“PJ Harvey’s Uh Huh Her– Looking Back after 10 Years”

Amidst many mythologies and urban legends, we have PJ Harvey, a woman the semantics of whose discography run the full gamut of human perspectives — from self-conscious “Dress” teenie, to “Man-Size,” to Uh Huh Her, a vial of acute, staggering loneliness.

Listening to Uh Huh Her for the first time was like getting a letter that your dad just died. As everyone knows, it followed Stories from the City, Stories from the Sea, a paean to true love with talks of a “Rooftop in Brooklyn / One in the mornin’ / You said somethin’ / That I’ve never forgotten.”

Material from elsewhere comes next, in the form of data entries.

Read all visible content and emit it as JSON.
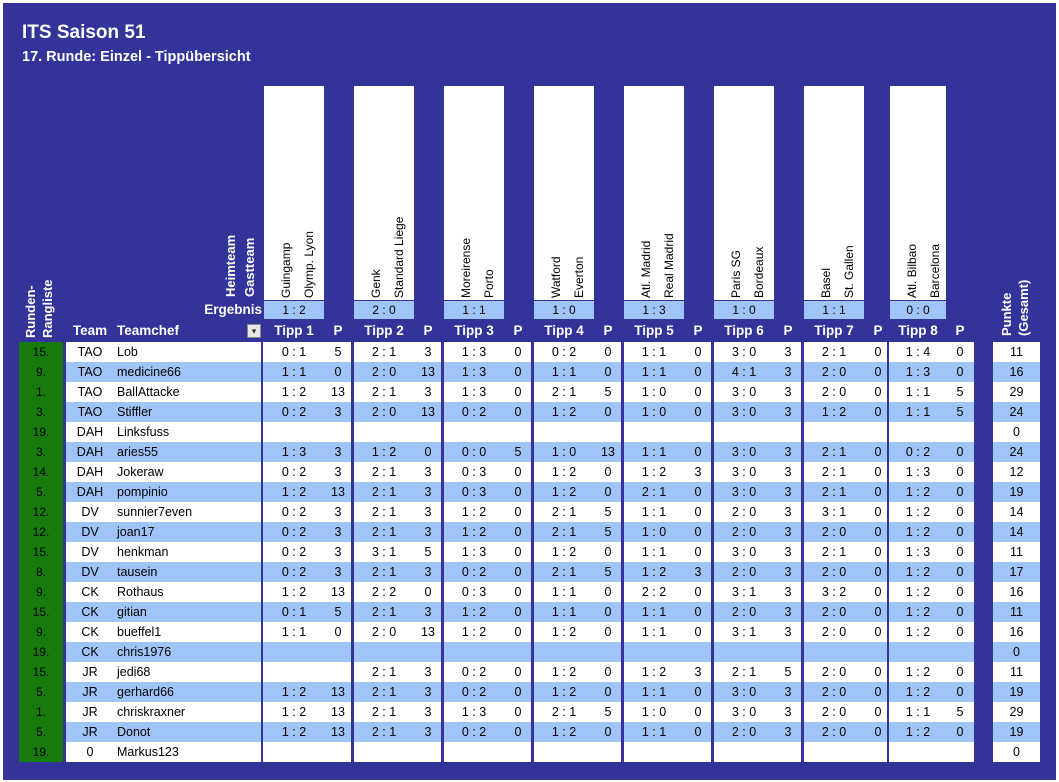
{
  "title": "ITS Saison 51",
  "subtitle": "17. Runde: Einzel - Tippübersicht",
  "labels": {
    "heimteam": "Heimteam",
    "gastteam": "Gastteam",
    "ergebnis": "Ergebnis",
    "runden_rangliste": "Runden-Rangliste",
    "team": "Team",
    "teamchef": "Teamchef",
    "p": "P",
    "punkte": "Punkte (Gesamt)"
  },
  "games": [
    {
      "home": "Guingamp",
      "away": "Olymp. Lyon",
      "result": "1 : 2",
      "tipp_label": "Tipp 1"
    },
    {
      "home": "Genk",
      "away": "Standard Liege",
      "result": "2 : 0",
      "tipp_label": "Tipp 2"
    },
    {
      "home": "Moreirense",
      "away": "Porto",
      "result": "1 : 1",
      "tipp_label": "Tipp 3"
    },
    {
      "home": "Watford",
      "away": "Everton",
      "result": "1 : 0",
      "tipp_label": "Tipp 4"
    },
    {
      "home": "Atl. Madrid",
      "away": "Real Madrid",
      "result": "1 : 3",
      "tipp_label": "Tipp 5"
    },
    {
      "home": "Paris SG",
      "away": "Bordeaux",
      "result": "1 : 0",
      "tipp_label": "Tipp 6"
    },
    {
      "home": "Basel",
      "away": "St. Gallen",
      "result": "1 : 1",
      "tipp_label": "Tipp 7"
    },
    {
      "home": "Atl. Bilbao",
      "away": "Barcelona",
      "result": "0 : 0",
      "tipp_label": "Tipp 8"
    }
  ],
  "rows": [
    {
      "rank": "15.",
      "team": "TAO",
      "chef": "Lob",
      "tipps": [
        "0 : 1",
        "5",
        "2 : 1",
        "3",
        "1 : 3",
        "0",
        "0 : 2",
        "0",
        "1 : 1",
        "0",
        "3 : 0",
        "3",
        "2 : 1",
        "0",
        "1 : 4",
        "0"
      ],
      "total": "11"
    },
    {
      "rank": "9.",
      "team": "TAO",
      "chef": "medicine66",
      "tipps": [
        "1 : 1",
        "0",
        "2 : 0",
        "13",
        "1 : 3",
        "0",
        "1 : 1",
        "0",
        "1 : 1",
        "0",
        "4 : 1",
        "3",
        "2 : 0",
        "0",
        "1 : 3",
        "0"
      ],
      "total": "16"
    },
    {
      "rank": "1.",
      "team": "TAO",
      "chef": "BallAttacke",
      "tipps": [
        "1 : 2",
        "13",
        "2 : 1",
        "3",
        "1 : 3",
        "0",
        "2 : 1",
        "5",
        "1 : 0",
        "0",
        "3 : 0",
        "3",
        "2 : 0",
        "0",
        "1 : 1",
        "5"
      ],
      "total": "29"
    },
    {
      "rank": "3.",
      "team": "TAO",
      "chef": "Stiffler",
      "tipps": [
        "0 : 2",
        "3",
        "2 : 0",
        "13",
        "0 : 2",
        "0",
        "1 : 2",
        "0",
        "1 : 0",
        "0",
        "3 : 0",
        "3",
        "1 : 2",
        "0",
        "1 : 1",
        "5"
      ],
      "total": "24"
    },
    {
      "rank": "19.",
      "team": "DAH",
      "chef": "Linksfuss",
      "tipps": [
        "",
        "",
        "",
        "",
        "",
        "",
        "",
        "",
        "",
        "",
        "",
        "",
        "",
        "",
        "",
        ""
      ],
      "total": "0"
    },
    {
      "rank": "3.",
      "team": "DAH",
      "chef": "aries55",
      "tipps": [
        "1 : 3",
        "3",
        "1 : 2",
        "0",
        "0 : 0",
        "5",
        "1 : 0",
        "13",
        "1 : 1",
        "0",
        "3 : 0",
        "3",
        "2 : 1",
        "0",
        "0 : 2",
        "0"
      ],
      "total": "24"
    },
    {
      "rank": "14.",
      "team": "DAH",
      "chef": "Jokeraw",
      "tipps": [
        "0 : 2",
        "3",
        "2 : 1",
        "3",
        "0 : 3",
        "0",
        "1 : 2",
        "0",
        "1 : 2",
        "3",
        "3 : 0",
        "3",
        "2 : 1",
        "0",
        "1 : 3",
        "0"
      ],
      "total": "12"
    },
    {
      "rank": "5.",
      "team": "DAH",
      "chef": "pompinio",
      "tipps": [
        "1 : 2",
        "13",
        "2 : 1",
        "3",
        "0 : 3",
        "0",
        "1 : 2",
        "0",
        "2 : 1",
        "0",
        "3 : 0",
        "3",
        "2 : 1",
        "0",
        "1 : 2",
        "0"
      ],
      "total": "19"
    },
    {
      "rank": "12.",
      "team": "DV",
      "chef": "sunnier7even",
      "tipps": [
        "0 : 2",
        "3",
        "2 : 1",
        "3",
        "1 : 2",
        "0",
        "2 : 1",
        "5",
        "1 : 1",
        "0",
        "2 : 0",
        "3",
        "3 : 1",
        "0",
        "1 : 2",
        "0"
      ],
      "total": "14"
    },
    {
      "rank": "12.",
      "team": "DV",
      "chef": "joan17",
      "tipps": [
        "0 : 2",
        "3",
        "2 : 1",
        "3",
        "1 : 2",
        "0",
        "2 : 1",
        "5",
        "1 : 0",
        "0",
        "2 : 0",
        "3",
        "2 : 0",
        "0",
        "1 : 2",
        "0"
      ],
      "total": "14"
    },
    {
      "rank": "15.",
      "team": "DV",
      "chef": "henkman",
      "tipps": [
        "0 : 2",
        "3",
        "3 : 1",
        "5",
        "1 : 3",
        "0",
        "1 : 2",
        "0",
        "1 : 1",
        "0",
        "3 : 0",
        "3",
        "2 : 1",
        "0",
        "1 : 3",
        "0"
      ],
      "total": "11"
    },
    {
      "rank": "8.",
      "team": "DV",
      "chef": "tausein",
      "tipps": [
        "0 : 2",
        "3",
        "2 : 1",
        "3",
        "0 : 2",
        "0",
        "2 : 1",
        "5",
        "1 : 2",
        "3",
        "2 : 0",
        "3",
        "2 : 0",
        "0",
        "1 : 2",
        "0"
      ],
      "total": "17"
    },
    {
      "rank": "9.",
      "team": "CK",
      "chef": "Rothaus",
      "tipps": [
        "1 : 2",
        "13",
        "2 : 2",
        "0",
        "0 : 3",
        "0",
        "1 : 1",
        "0",
        "2 : 2",
        "0",
        "3 : 1",
        "3",
        "3 : 2",
        "0",
        "1 : 2",
        "0"
      ],
      "total": "16"
    },
    {
      "rank": "15.",
      "team": "CK",
      "chef": "gitian",
      "tipps": [
        "0 : 1",
        "5",
        "2 : 1",
        "3",
        "1 : 2",
        "0",
        "1 : 1",
        "0",
        "1 : 1",
        "0",
        "2 : 0",
        "3",
        "2 : 0",
        "0",
        "1 : 2",
        "0"
      ],
      "total": "11"
    },
    {
      "rank": "9.",
      "team": "CK",
      "chef": "bueffel1",
      "tipps": [
        "1 : 1",
        "0",
        "2 : 0",
        "13",
        "1 : 2",
        "0",
        "1 : 2",
        "0",
        "1 : 1",
        "0",
        "3 : 1",
        "3",
        "2 : 0",
        "0",
        "1 : 2",
        "0"
      ],
      "total": "16"
    },
    {
      "rank": "19.",
      "team": "CK",
      "chef": "chris1976",
      "tipps": [
        "",
        "",
        "",
        "",
        "",
        "",
        "",
        "",
        "",
        "",
        "",
        "",
        "",
        "",
        "",
        ""
      ],
      "total": "0"
    },
    {
      "rank": "15.",
      "team": "JR",
      "chef": "jedi68",
      "tipps": [
        "",
        "",
        "2 : 1",
        "3",
        "0 : 2",
        "0",
        "1 : 2",
        "0",
        "1 : 2",
        "3",
        "2 : 1",
        "5",
        "2 : 0",
        "0",
        "1 : 2",
        "0"
      ],
      "total": "11"
    },
    {
      "rank": "5.",
      "team": "JR",
      "chef": "gerhard66",
      "tipps": [
        "1 : 2",
        "13",
        "2 : 1",
        "3",
        "0 : 2",
        "0",
        "1 : 2",
        "0",
        "1 : 1",
        "0",
        "3 : 0",
        "3",
        "2 : 0",
        "0",
        "1 : 2",
        "0"
      ],
      "total": "19"
    },
    {
      "rank": "1.",
      "team": "JR",
      "chef": "chriskraxner",
      "tipps": [
        "1 : 2",
        "13",
        "2 : 1",
        "3",
        "1 : 3",
        "0",
        "2 : 1",
        "5",
        "1 : 0",
        "0",
        "3 : 0",
        "3",
        "2 : 0",
        "0",
        "1 : 1",
        "5"
      ],
      "total": "29"
    },
    {
      "rank": "5.",
      "team": "JR",
      "chef": "Donot",
      "tipps": [
        "1 : 2",
        "13",
        "2 : 1",
        "3",
        "0 : 2",
        "0",
        "1 : 2",
        "0",
        "1 : 1",
        "0",
        "2 : 0",
        "3",
        "2 : 0",
        "0",
        "1 : 2",
        "0"
      ],
      "total": "19"
    },
    {
      "rank": "19.",
      "team": "0",
      "chef": "Markus123",
      "tipps": [
        "",
        "",
        "",
        "",
        "",
        "",
        "",
        "",
        "",
        "",
        "",
        "",
        "",
        "",
        "",
        ""
      ],
      "total": "0"
    }
  ],
  "colors": {
    "background": "#333399",
    "rank_green": "#167a0c",
    "stripe_blue": "#9fc5f8",
    "white": "#ffffff"
  },
  "icons": {
    "filter": "filter-dropdown-icon"
  }
}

I’ve heard this song in grocery stores, “You Said Something.” Do not they know that love turned sour, driving her out into the “midday sun,” with “a lesson (she) didn’t wanna learn?” Which album is more beautiful? It’s Uh Huh Her, and it’s this album that has a firm, timeless spot in my sense of the most concentrated landscape immediacy. And similar to the case with Beck’s Sea Change followed by Guero, if only for the song “Broken Drum,” the calamity is continued on ensuing White Chalk, with centerpiece standout “Silence”’s closing mantra: “Silence / Silence / Silence / Silence / Silence.”
It’s interesting to compare the careers of Beck and PJ Harvey, because they’re roughly convivial, and they each feature this motif of heartbreak album following an album that was relatively lighthearted, at least Stories was by Harvey’s standards. But really, Stories blows away Midnite Vultures, with hushing lullabies like “Horses in My Dreams” and the haunting in stature “One Line.” Harvey definitely seems less deserving of the heartbreak that befell her. Also, needless to say, we’re still waiting for Beck to make a Let England Shake, we’re still curious about what he really notices. Understandably, he’s probably afraid to say.